Scontri in centro: in manette 2 stranieri, convalidati gli arresti

Uno scontro in pieno centro tra due fazioni di stranieri a colpi di coltello, spranga e colpi di pistola, probabilmente a salve. Poi è la rivolta del clan magrebino: danneggiate alcune vetrine di locali

Momenti di paura durante la nottata di martedì 8 maggio, quando in pieno centro storico due gruppi di stranieri sono venuti al contatto ed hanno creato il parapiglia, seminando il panico tra cittadini e studenti presenti nei pressi di Piazza Danti.

La polizia ha arrestato due soggetti tunisini con l'accusa di resistenza a pubblico ufficiale e danneggiamento: i due sono stati processati per direttissima e i fermi sono stati convalidati.

Il sindaco Wladimiro Boccali ha indetto una conferenza stampa per le 11 di mercoledì ed ha affermato che è accaduto l'intollerabile e che bisogna far qualcosa per "spazzare via la feccia". Oltre al primo cittadino perugino, sui fatti di Piazza Danti, arriva anche il commento del Partito Popolare sicurezza e difesa; del coordinamento regionale di Fli; del presidente della Provincia Guasticchi che esprime la sua vicinanza a Boccali; ma anche della presidente regionale Marini che fa un plauso alle forze dell'ordine e anche del Pdl che spinge sul tema della sicurezza.

Scioccato dall'inaudita violenza a due passi dal duomo anche Mons. Bassetti che parla di situazione preoccupante e necessità di prevenzione su episodi del genere. Clamorosa, invece, lo sfogo dei perugini e non sui social network all'indomani delle violenze.

Nel frattempo, il tunisino ferito da arma da taglio è stato operato all'adddome al Santa Maria della Misericordia di Perugia dall'equipe del Professor Annibale Donini ed è ricoverato in chirurgia d'urgenza. Inoltre fonti della Questura precisano che è stato repertato un coltello da cucina ritrovato a margine dei disordini di martedì notte.

Ma andiamo con ordine. Il peggiore degli incubi vissuto ad occhi aperti da centinaia di persone perbene, forze dell'ordine e decine di giornalisti. Piazza Danti ore 23 un commando, sembrerebbe, di albanesi armato di spranghe, coltelli e quant'altro si fionda verso due magrebini. Pochi secondi di agguato: fendenti da tutte le parti, colpi di spranga che si odono da lontano, sangue, tanto sangue a terra. Il Commando fugge per via Bartolo. Ma prima devono fare i conti verso una pattuglia di forze dell'ordine che provano a bloccare il tutto. Si spara in aria, c'è chi parla di scaccia-cani, chi di una pistola vera, la Questura privilegia l'ipotesi dell'arma a salve.

Colpi in aria di avvertimento. Il terrore paralizza i perbene che cercano rifugio in vari locali, chi scappa verso le auto cercando casa. Il magrebino sanguina copiosamente. E' morto. Si sparge la notizia. Il Questore poi smentisce il bollettino: respirava quando è stato portato al Santa Maria della Misericordia ed è in condizioni gravi. Ma l'incubo è ancora alla sua fase iniziale. Come le notizie arrivano all'orecchio dei giornalisti, arrivano anche all'altro clan dei pusher. Dieci forse quindici: sono una furia allo stato puro, criminali.

E soprattutto non hanno paura di niente. Scatta la caccia al commando albanese: sono armati da mazze di bassebal e addiritura alcuni impugnano delle racchetta da sci. Lo tsunami devasta tutti i cassonetti in cerca di bottiglie, lanciandole verso i non colpevoli, mentre gli altri sono in fuga. Devastano tavolini dei bar e sparano, poi si fiondano verso Corso Garibaldi. Devastano ancora tre locali, in cerca dei nemici.

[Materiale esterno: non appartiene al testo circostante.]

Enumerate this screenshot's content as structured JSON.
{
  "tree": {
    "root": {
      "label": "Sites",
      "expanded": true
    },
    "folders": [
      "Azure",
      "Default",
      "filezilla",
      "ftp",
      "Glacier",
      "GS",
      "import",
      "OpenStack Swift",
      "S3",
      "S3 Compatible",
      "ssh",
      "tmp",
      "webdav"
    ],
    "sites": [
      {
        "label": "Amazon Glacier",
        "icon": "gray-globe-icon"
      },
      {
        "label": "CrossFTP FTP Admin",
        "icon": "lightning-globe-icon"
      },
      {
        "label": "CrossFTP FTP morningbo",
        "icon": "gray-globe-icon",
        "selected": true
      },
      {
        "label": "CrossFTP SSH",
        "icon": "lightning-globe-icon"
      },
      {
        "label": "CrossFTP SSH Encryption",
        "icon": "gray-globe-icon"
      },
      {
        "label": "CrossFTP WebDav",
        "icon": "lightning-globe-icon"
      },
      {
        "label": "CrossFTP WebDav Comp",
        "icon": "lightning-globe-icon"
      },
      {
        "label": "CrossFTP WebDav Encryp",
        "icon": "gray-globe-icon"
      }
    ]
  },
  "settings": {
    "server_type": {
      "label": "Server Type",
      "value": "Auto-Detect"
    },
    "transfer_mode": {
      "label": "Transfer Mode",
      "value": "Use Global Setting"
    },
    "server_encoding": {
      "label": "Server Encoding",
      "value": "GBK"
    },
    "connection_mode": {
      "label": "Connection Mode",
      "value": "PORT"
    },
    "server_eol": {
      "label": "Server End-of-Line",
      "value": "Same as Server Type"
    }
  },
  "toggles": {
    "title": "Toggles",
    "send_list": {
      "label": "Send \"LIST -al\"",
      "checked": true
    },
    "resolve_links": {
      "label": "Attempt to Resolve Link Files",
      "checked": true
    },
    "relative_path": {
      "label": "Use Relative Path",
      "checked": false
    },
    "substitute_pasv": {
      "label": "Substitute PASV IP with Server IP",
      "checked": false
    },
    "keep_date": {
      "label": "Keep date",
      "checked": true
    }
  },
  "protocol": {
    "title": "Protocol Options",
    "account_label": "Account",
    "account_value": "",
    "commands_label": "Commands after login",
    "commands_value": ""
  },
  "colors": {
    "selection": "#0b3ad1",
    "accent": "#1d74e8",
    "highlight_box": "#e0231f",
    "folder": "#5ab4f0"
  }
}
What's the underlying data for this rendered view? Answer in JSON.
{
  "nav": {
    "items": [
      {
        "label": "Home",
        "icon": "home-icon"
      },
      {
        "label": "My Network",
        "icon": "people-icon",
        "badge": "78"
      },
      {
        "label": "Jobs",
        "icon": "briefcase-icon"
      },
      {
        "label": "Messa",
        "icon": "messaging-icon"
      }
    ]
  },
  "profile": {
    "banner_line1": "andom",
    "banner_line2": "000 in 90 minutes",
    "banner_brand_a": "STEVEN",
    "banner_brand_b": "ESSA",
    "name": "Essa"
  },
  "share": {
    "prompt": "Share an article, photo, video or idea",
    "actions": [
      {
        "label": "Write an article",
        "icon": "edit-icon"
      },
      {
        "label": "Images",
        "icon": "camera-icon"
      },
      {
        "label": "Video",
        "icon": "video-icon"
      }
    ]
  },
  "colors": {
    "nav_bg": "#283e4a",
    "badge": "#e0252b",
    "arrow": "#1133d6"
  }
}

Il resto è la grande corsa di decine di pattuglie di Polizia e Carabinieri che braccano, cercano, fermano alcuni sospetti. La rabbia delle persone è altissima, un grido disperato in cerca di una sicurezza personale; in cerca di una sicurezza per vivere a modo loro Perugia. La notte è lunga e la fuori ci sono due commando che vogliono uccidersi a vicenda. Per cosa? La droga, sempre la droga. Sarà una faida sanguinosa? Forse. E mentre gli eserciti a Perugia si scannano; gli strateghi - secondo i rapporti - Camorra e mafie varie restano indisturbate nei loro rifugi dorati. La bagarre è avvenuta a pochi giorni dai colpi di pistola a salve sparati in Via dei Priori.